Later, in the Uber—it was difficult to talk at the Ranch, where Sachs kept getting approached by fans like a celebrity—I ask him how he reconciles the glitz of the Aspen art scene with the no-frills ethos of the Ranch. “I don’t think there’s anything to reconcile except for my checkbook,” he says. He comments on his sneakers, dirty from an afternoon hike, and says he is “dressed totally inappropriately” for the party he’s going to. It’s about a half hour from the Ranch, up several winding roads. All I can make out, once he leaves the SUV, is a palatial white mansion illuminated by purple lights.
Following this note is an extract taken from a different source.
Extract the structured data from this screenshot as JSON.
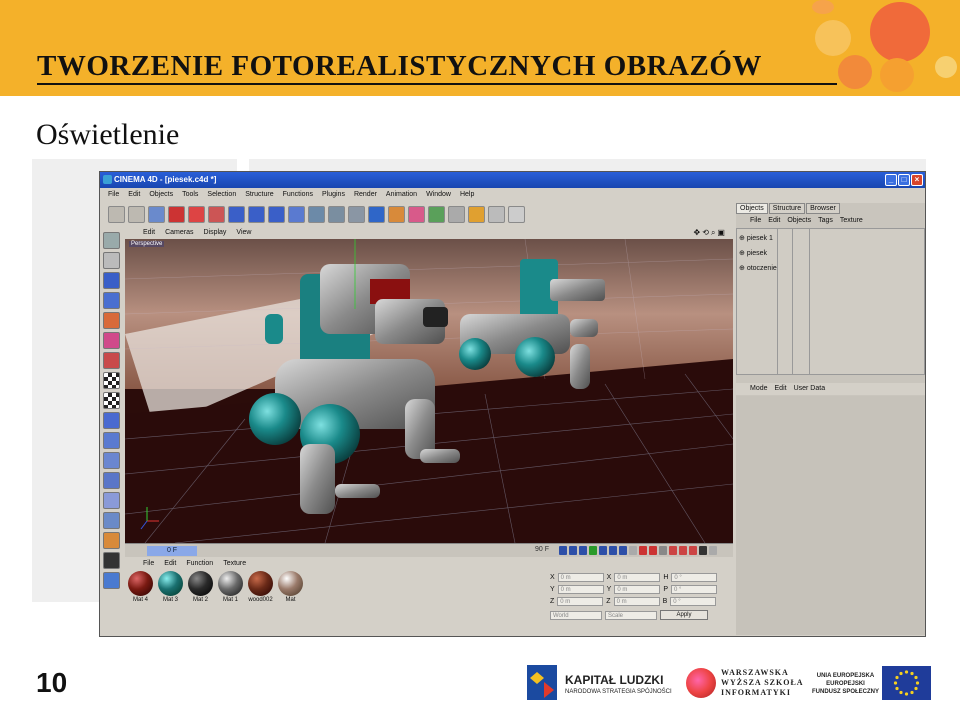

I had been wondering if it’s fair for an arts center that serves meals on red plastic trays to be the subject of cocktail parties where canapés are passed on silver ones. Truthfully, I’m still wondering. But Anderson Ranch was born of a contradiction: a hippie artist commune that came together thanks to a well-heeled real estate developer. Dichotomous communities stood to gain from the Ranch then, as they do now. Once in a while, they mash up against each other.  It’s how the sausage gets made.